PERINATAL AND MATERNAL OUTCOMES IN PLANNED HOME AND OBSTETRIC UNIT BIRTHS IN WOMEN AT ‘HIGHER RISK’ OF COMPLICATIONS: SECONDARY ANALYSIS OF THE BIRTHPLACE NATIONAL PROSPECTIVE COHORT STUDY

Objective: To explore and compare perinatal and maternal outcomes in women at ‘higher risk’ of complications planning home versus obstetric unit (OU) birth.

Design: Prospective cohort study.

Setting: OUs and planned home births in England.

Population: 8180 ‘higher risk’ women in the Birthplace cohort.

Methods: We used Poisson regression to calculate relative risks adjusted for maternal characteristics. Sensitivity analyses explored possible effects of differences in risk between groups and alternative outcome measures.

Main outcome measures: Composite perinatal outcome measure encompassing ‘intrapartum related mortality and morbidity’ (intrapartum stillbirth, early neonatal death, neonatal encephalopathy, meconium aspiration syndrome, brachial plexus injury, fractured humerus or clavicle) and neonatal admission within 48 hours for more than 48 hours. Two composite maternal outcome measures capturing intrapartum interventions/adverse maternal outcomes and straightforward birth.

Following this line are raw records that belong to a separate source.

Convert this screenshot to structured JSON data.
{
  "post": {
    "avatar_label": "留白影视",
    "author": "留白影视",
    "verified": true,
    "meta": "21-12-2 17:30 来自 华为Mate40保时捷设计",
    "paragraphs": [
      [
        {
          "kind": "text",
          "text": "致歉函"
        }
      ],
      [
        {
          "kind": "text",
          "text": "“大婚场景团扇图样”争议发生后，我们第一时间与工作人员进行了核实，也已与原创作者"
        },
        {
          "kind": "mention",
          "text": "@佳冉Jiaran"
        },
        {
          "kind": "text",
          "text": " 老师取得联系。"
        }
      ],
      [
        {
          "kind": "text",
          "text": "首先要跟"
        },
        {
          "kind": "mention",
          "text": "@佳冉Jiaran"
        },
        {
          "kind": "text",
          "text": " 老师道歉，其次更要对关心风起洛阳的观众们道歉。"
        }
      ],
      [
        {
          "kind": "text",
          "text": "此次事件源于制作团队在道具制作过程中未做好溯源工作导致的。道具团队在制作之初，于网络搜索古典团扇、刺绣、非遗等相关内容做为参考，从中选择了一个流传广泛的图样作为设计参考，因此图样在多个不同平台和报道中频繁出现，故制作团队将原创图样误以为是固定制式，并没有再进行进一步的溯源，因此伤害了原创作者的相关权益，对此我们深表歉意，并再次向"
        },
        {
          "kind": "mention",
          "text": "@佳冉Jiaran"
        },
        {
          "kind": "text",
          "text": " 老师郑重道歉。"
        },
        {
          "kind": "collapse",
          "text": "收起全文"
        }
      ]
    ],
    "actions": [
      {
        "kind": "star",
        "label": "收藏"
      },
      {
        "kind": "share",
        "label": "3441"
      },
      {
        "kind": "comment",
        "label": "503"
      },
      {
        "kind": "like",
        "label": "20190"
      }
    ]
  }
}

Results: The risk of ‘intrapartum related mortality and morbidity’ or neonatal admission for more than 48 hours was lower in planned home births than planned OU births [adjusted relative risks (RR) 0.50, 95% CI 0.31–0.81]. Adjustment for clinical risk factors did not materially affect this finding. The direction of effect was reversed for the more restricted outcome measure ‘intrapartum related mortality and morbidity’ (RR adjusted for parity 1.92, 95% CI 0.97–3.80). Maternal interventions were lower in planned home births.

Conclusions: The babies of ‘higher risk’ women who plan birth in an OU appear more likely to be admitted to neonatal care than those whose mothers plan birth at home, but it is unclear if this reflects a real difference in morbidity. Rates of intrapartum related morbidity and mortality did not differ statistically significantly between settings at the 5% level but a larger study would be required to rule out a clinically important difference between the groups.